CLOSE

WILD ….A Single Step

Wild

Directed by Jean-Marc Vallée

Starring Reese Witherspoon, Laura Dern

Voyages of self discovery can be a notoriously tricky things. Stride too far in one direction and they can seem mawkish and self involved, wander too little into self discovery and the whole exercise can just seem like an excuse for a travelogue offering no character development.

Cheryl Strayed’s (Reese Witherspoon) life has been less than ideal. In fact it has gone so badly that to rid herself of the self destructive behaviour and various catastrophes of her life, she has undertaken the task of re-inventing herself. To do this she embarks on a 1,100 km trek on the PCT (Pacific Crest Trail) to work through the death of her mother, her recent divorce, her sexual promiscuity and her drug use.

An adaptation of Cheryl Strayed’s autobiographical work (Wild: From Lost To Found On The Pacific Coast Trail), this film manages to walk the line to produce a rather solid piece of drama with material that could easily be cloying. In part this is due to the excellent performance by Witherspoon, effortlessly nailing the determination of Strayed’s progression, while allowing us to feel the various frustrations and setbacks. She inhabits the character, often doing more with a look or a gesture than by screaming into the vast open sky (but she obviously does that, too). In part this is due to the script by Nick Hornby (High Fidelity) being pitched at just about the right level, never sliding too far into sentimentality to be irredeemable.

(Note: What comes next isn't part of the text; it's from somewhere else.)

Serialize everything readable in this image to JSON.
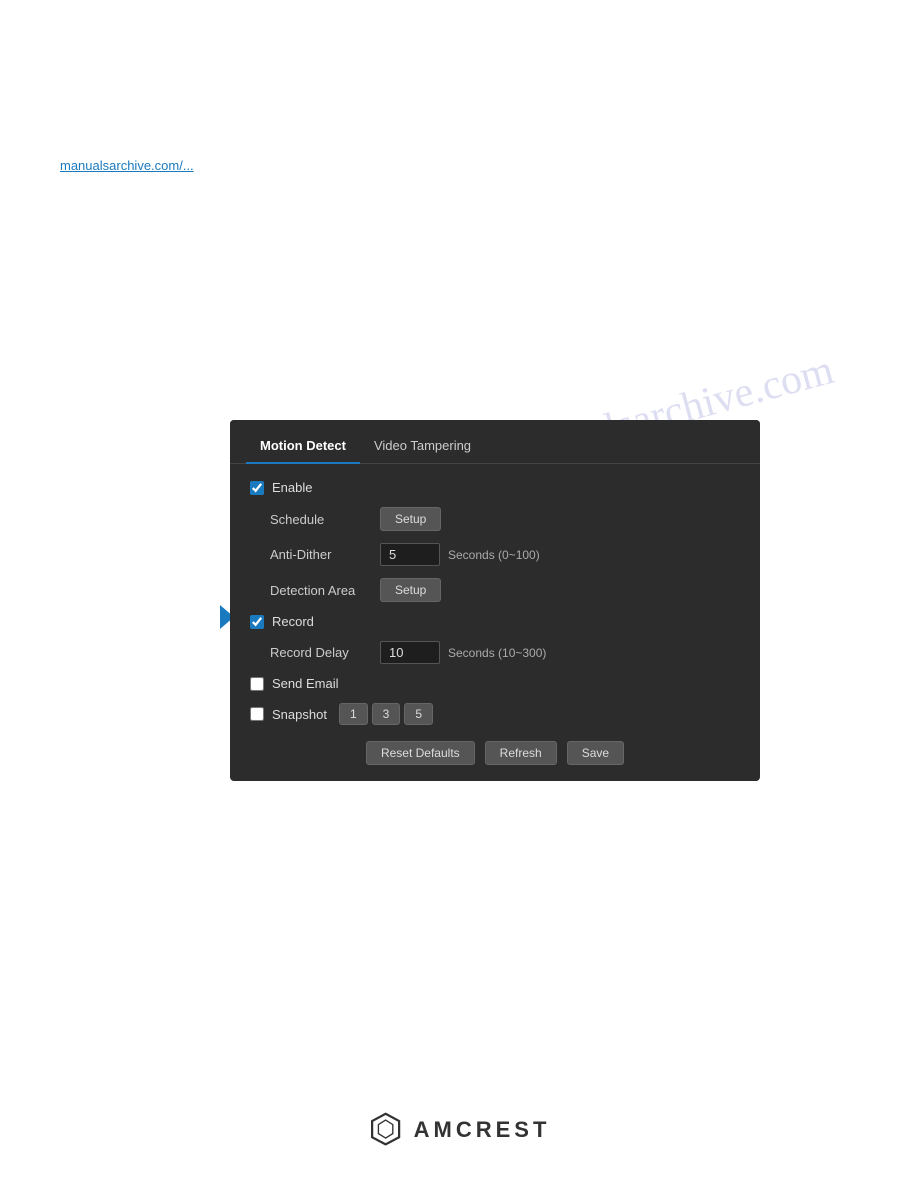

However, primarily it is due to some restraint on the part of Jean-Marc Vallée, knowing when to let the scenery or the character speak. He peels back the story of Strayed’s past life by layers, just giving the audiences enough hints and visual teases as the journey progresses. This shift in focus between the past and present is well handled, never outstaying its welcome and leaving viewers hungry for more. Sharing much of its DNA with last year’s Tracks, this is somewhat surprisingly the slightly less theatrical take on the voyage of self discovery, which is curious when you consider the dream quest nature that Stayed’s journey often verges on (with apparitions of her dead mother and visitations by her spirit animal). Vallée’s slightly muted and faded palette gives context and realism to the PCT while not diminishing its beauty. The end result is something very much of the real world, plagued by a multitude of mundane issues (blisters, snakes, hunters, petty bureaucrats) even if the transformative effects are mystical.

Like Strayed herself, the film may stumble and fall in sections, it may get bogged down in areas and over think things, but it stays the course. The end result is uplifting, beautiful and on the whole, enjoyable. Wild may not be a life-changing journey, but it is a solid piece of cinema.